- One of the token lending contracts included in Solana’s Program Library (SPL) contained a bug that put the funds of several protocols at risk.
- There is a group of on-chain programs targeted at the Sealevel parallel runtime on Solana.
- This vulnerability was reported months ago by a security company, Neodyme, but it has not been fixed because it appears harmless.
- Due to a rounding error, more tokens are delivered to users than they deposited to the contract.
The funds of several protocols were at risk due to a bug in one of the token lending contracts included in Solana’s Program Library (SPL), a group of on-chain programs targeted at the Sealevel parallel runtime on Solana. A security company, Neodyme, had alerted about this vulnerability months ago, but it had not been fixed due to its seemingly innocuous effect.

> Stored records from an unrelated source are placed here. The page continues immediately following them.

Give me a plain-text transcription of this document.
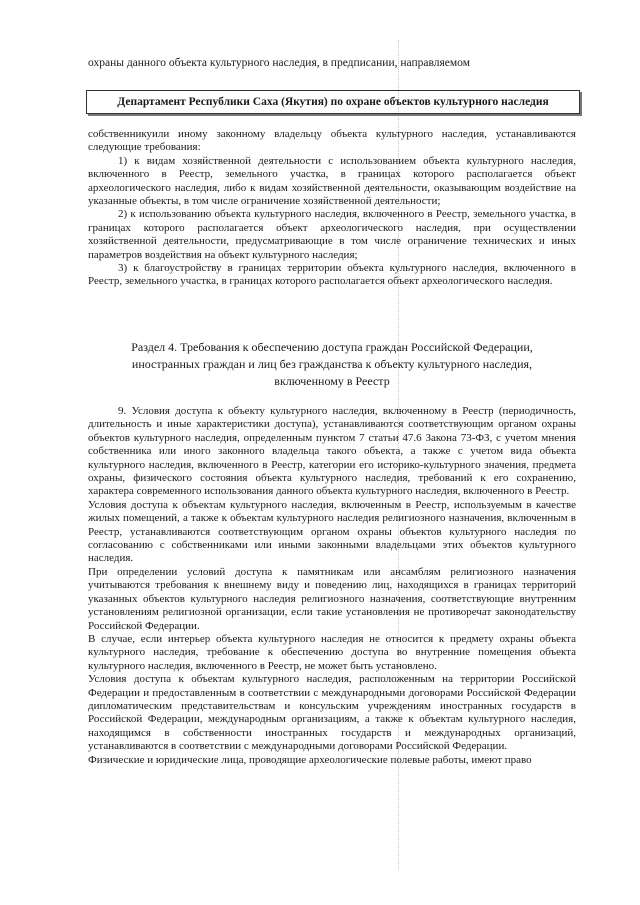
охраны данного объекта культурного наследия, в предписании, направляемом
Департамент Республики Саха (Якутия) по охране объектов культурного наследия

собственникуили иному законному владельцу объекта культурного наследия, устанавливаются следующие требования:

1) к видам хозяйственной деятельности с использованием объекта культурного наследия, включенного в Реестр, земельного участка, в границах которого располагается объект археологического наследия, либо к видам хозяйственной деятельности, оказывающим воздействие на указанные объекты, в том числе ограничение хозяйственной деятельности;

2) к использованию объекта культурного наследия, включенного в Реестр, земельного участка, в границах которого располагается объект археологического наследия, при осуществлении хозяйственной деятельности, предусматривающие в том числе ограничение технических и иных параметров воздействия на объект культурного наследия;

3) к благоустройству в границах территории объекта культурного наследия, включенного в Реестр, земельного участка, в границах которого располагается объект археологического наследия.

Раздел 4. Требования к обеспечению доступа граждан Российской Федерации,
иностранных граждан и лиц без гражданства к объекту культурного наследия,
включенному в Реестр

9. Условия доступа к объекту культурного наследия, включенному в Реестр (периодичность, длительность и иные характеристики доступа), устанавливаются соответствующим органом охраны объектов культурного наследия, определенным пунктом 7 статьи 47.6 Закона 73-ФЗ, с учетом мнения собственника или иного законного владельца такого объекта, а также с учетом вида объекта культурного наследия, включенного в Реестр, категории его историко-культурного значения, предмета охраны, физического состояния объекта культурного наследия, требований к его сохранению, характера современного использования данного объекта культурного наследия, включенного в Реестр.

Условия доступа к объектам культурного наследия, включенным в Реестр, используемым в качестве жилых помещений, а также к объектам культурного наследия религиозного назначения, включенным в Реестр, устанавливаются соответствующим органом охраны объектов культурного наследия по согласованию с собственниками или иными законными владельцами этих объектов культурного наследия.

При определении условий доступа к памятникам или ансамблям религиозного назначения учитываются требования к внешнему виду и поведению лиц, находящихся в границах территорий указанных объектов культурного наследия религиозного назначения, соответствующие внутренним установлениям религиозной организации, если такие установления не противоречат законодательству Российской Федерации.

В случае, если интерьер объекта культурного наследия не относится к предмету охраны объекта культурного наследия, требование к обеспечению доступа во внутренние помещения объекта культурного наследия, включенного в Реестр, не может быть установлено.

Условия доступа к объектам культурного наследия, расположенным на территории Российской Федерации и предоставленным в соответствии с международными договорами Российской Федерации дипломатическим представительствам и консульским учреждениям иностранных государств в Российской Федерации, международным организациям, а также к объектам культурного наследия, находящимся в собственности иностранных государств и международных организаций, устанавливаются в соответствии с международными договорами Российской Федерации.

Физические и юридические лица, проводящие археологические полевые работы, имеют право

There is a rounding error that causes more tokens to be delivered than were deposited by users to the contract. Nevertheless, the vulnerability could only be exploited by an organized attack that targeted the vulnerability directly. The auditing group, Neodyme, managed to replicate it and create a script that capitalized on it.
A slow drain of more than $2 billion worth of tokens on these protocols was possible through this exploit. If the attack had been conducted in a smarter way, it would not have triggered any alarms, and would simply have been detected as a slow drain of APY in some pools.

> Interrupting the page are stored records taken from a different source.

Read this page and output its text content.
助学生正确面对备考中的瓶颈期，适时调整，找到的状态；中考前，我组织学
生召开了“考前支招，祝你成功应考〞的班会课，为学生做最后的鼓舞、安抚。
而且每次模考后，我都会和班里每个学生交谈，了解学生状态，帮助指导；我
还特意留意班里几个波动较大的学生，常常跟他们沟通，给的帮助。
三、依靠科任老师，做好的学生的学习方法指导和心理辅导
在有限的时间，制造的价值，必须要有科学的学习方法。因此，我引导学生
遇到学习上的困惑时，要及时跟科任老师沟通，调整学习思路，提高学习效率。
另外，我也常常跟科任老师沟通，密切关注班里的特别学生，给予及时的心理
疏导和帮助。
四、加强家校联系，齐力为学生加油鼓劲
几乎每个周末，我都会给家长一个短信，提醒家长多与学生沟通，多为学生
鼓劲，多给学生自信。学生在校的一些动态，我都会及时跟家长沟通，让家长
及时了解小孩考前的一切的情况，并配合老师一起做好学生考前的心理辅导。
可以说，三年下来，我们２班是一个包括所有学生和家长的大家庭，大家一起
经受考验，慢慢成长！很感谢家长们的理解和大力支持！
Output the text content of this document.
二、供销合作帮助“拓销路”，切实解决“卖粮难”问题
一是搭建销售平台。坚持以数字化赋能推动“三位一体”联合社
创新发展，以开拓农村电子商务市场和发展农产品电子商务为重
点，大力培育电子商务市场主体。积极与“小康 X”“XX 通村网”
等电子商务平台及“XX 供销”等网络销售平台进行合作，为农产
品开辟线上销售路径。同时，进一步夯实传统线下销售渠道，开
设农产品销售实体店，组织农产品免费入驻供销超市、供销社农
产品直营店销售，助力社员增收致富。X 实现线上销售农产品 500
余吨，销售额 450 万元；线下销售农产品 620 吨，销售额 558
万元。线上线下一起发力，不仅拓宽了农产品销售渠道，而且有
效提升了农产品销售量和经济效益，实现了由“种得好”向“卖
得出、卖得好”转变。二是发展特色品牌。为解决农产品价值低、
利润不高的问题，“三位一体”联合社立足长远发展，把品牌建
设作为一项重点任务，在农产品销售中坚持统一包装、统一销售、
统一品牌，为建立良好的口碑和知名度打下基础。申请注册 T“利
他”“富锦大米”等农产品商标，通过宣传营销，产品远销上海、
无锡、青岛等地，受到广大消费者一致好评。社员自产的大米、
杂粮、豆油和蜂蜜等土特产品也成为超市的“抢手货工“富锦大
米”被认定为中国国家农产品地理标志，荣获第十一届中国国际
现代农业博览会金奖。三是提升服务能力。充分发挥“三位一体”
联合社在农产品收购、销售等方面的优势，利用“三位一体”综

Open source code allows auditors to participate and help correct these types of bugs, Neodyme said. It explained, “We believe the most secure code is open-source, and as auditors, we believe one of the best ways to write better code is to understand vulnerabilities.”

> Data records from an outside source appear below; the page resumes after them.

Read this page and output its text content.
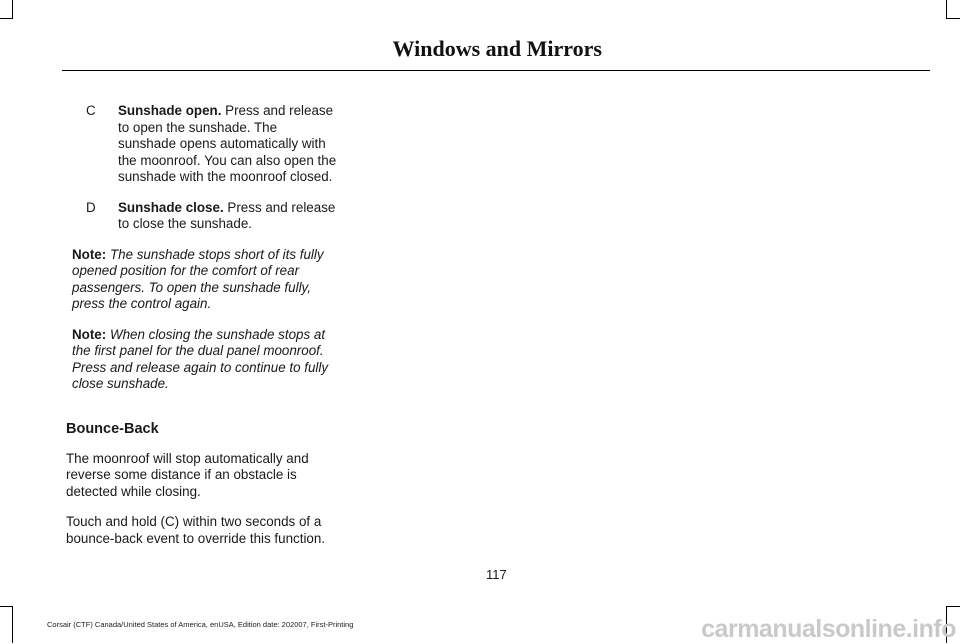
Windows and Mirrors
C	Sunshade open. Press and release to open the sunshade. The sunshade opens automatically with the moonroof. You can also open the sunshade with the moonroof closed.
D	Sunshade close. Press and release to close the sunshade.

Note: The sunshade stops short of its fully opened position for the comfort of rear passengers. To open the sunshade fully, press the control again.

Note: When closing the sunshade stops at the first panel for the dual panel moonroof. Press and release again to continue to fully close sunshade.

Bounce-Back

The moonroof will stop automatically and reverse some distance if an obstacle is detected while closing.

Touch and hold (C) within two seconds of a bounce-back event to override this function.

117
Corsair (CTF) Canada/United States of America, enUSA, Edition date: 202007, First-Printing	carmanualsonline.info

Neodyme shared the existence of this exploit with teams that would likely make use of the tool for their operations. In this list are some protocols that are not open-source on the Solana chain, and therefore cannot be verified directly by their users. As a result, it was difficult for them to verify directly whether these platforms could be exploited.
Although, they communicated with the teams behind these protocols, which are responsible for fixing the issue individually. Token lending contract SPL has previously been reviewed, and two projects that use it have also undergone independent audits: Solend by Kudelski and Larix by Slowmist.
The Solana platform is designed to host decentralized, scalable applications. The Swiss-based Solana Foundation founded Solana in 2017, and the San Francisco-based Solana Labs developed the blockchain. The Solana blockchain is much faster in terms of the number of transactions it can handle, as well as having much lower transaction fees than rival blockchains.